A popular machine learning podcast, ML Street Talk, recently featured Computer Science Professor Sameer Singh and Ph.D. student Yasaman Razeghi discussing their paper, “Impact of Pretraining Term Frequencies on Few-Shot Reasoning.” Co-authored with Robert Logan, also a Ph.D. student in UCI’s Donald Bren School of Information and Computer Sciences (ICS), and Matt Gardner, a principal researcher at Microsoft, the paper suggests that large language models perform well on reasoning tasks not because the models can reason well but maybe because they’ve memorized the dataset.

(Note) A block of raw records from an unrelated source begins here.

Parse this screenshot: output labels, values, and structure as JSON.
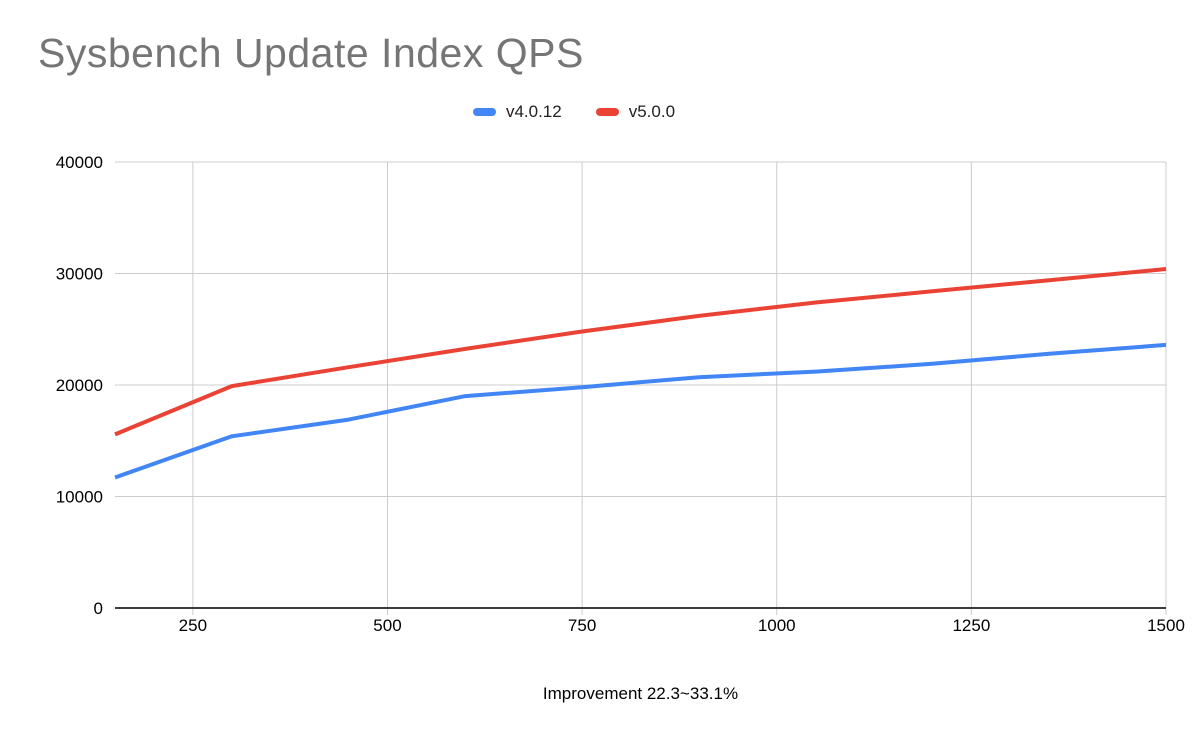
{
  "title": "Sysbench Update Index QPS",
  "x_axis_title": "Improvement 22.3~33.1%",
  "legend": [
    {
      "label": "v4.0.12",
      "color": "#4285F4"
    },
    {
      "label": "v5.0.0",
      "color": "#EA4335"
    }
  ],
  "colors": {
    "background": "#ffffff",
    "title_text": "#757575",
    "axis_label_text": "#000000",
    "gridline": "#cccccc",
    "zero_axis_line": "#3c3c3c",
    "series_v4012": "#4285F4",
    "series_v500": "#EA4335"
  },
  "chart_data": {
    "type": "line",
    "title": "Sysbench Update Index QPS",
    "xlabel": "Improvement 22.3~33.1%",
    "ylabel": "",
    "x": [
      150,
      300,
      450,
      600,
      750,
      900,
      1050,
      1200,
      1350,
      1500
    ],
    "series": [
      {
        "name": "v4.0.12",
        "color": "#4285F4",
        "values": [
          11700,
          15400,
          16900,
          19000,
          19800,
          20700,
          21200,
          21900,
          22800,
          23600
        ]
      },
      {
        "name": "v5.0.0",
        "color": "#EA4335",
        "values": [
          15570,
          19900,
          21600,
          23240,
          24800,
          26200,
          27400,
          28400,
          29400,
          30400
        ]
      }
    ],
    "xlim": [
      150,
      1500
    ],
    "ylim": [
      0,
      40000
    ],
    "xticks": [
      250,
      500,
      750,
      1000,
      1250,
      1500
    ],
    "yticks": [
      0,
      10000,
      20000,
      30000,
      40000
    ],
    "grid": true,
    "legend_position": "top"
  }
}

“Thank you for writing this paper,” says co-host Keith Duggar during the podcast (available on YouTube and Anchor). “You bring up this absolutely crucial point that the pre-training data has to be considered when you’re talking about the performance of the model [and] this paper directly strikes at and proves it’s not doing reasoning.”
Co-host Tim Scarfe agrees, “I think your work is a bit of a reality check.”
Duggar and Scarfe aren’t the only people in the machine learning world to praise the paper. “Incredibly important result,” tweeted Gary Marcus, founder and CEO of Robust.AI. “Quite interesting analysis that shows large language model few-shot performance for arithmetic is correlated with the training set term frequency of the numbers in the arithmetic expression,” tweeted Jeff Dean, senior fellow and senior VP of Google AI.
“We are among the first to show the effect of large pre-trained corpus on the model’s performance,” says Razeghi. “Our analysis shows that their performance is pretty sensitive to statistics from the pre-training data, and raising serious concerns about the robustness of their reasoning capabilities.”
Razeghi, who will be interning with the Blueshift at Google Research this summer, goes on to say that she hopes “more people take the effect of pre-training corpus into account while they are evaluating the language models.”
— Shani Murray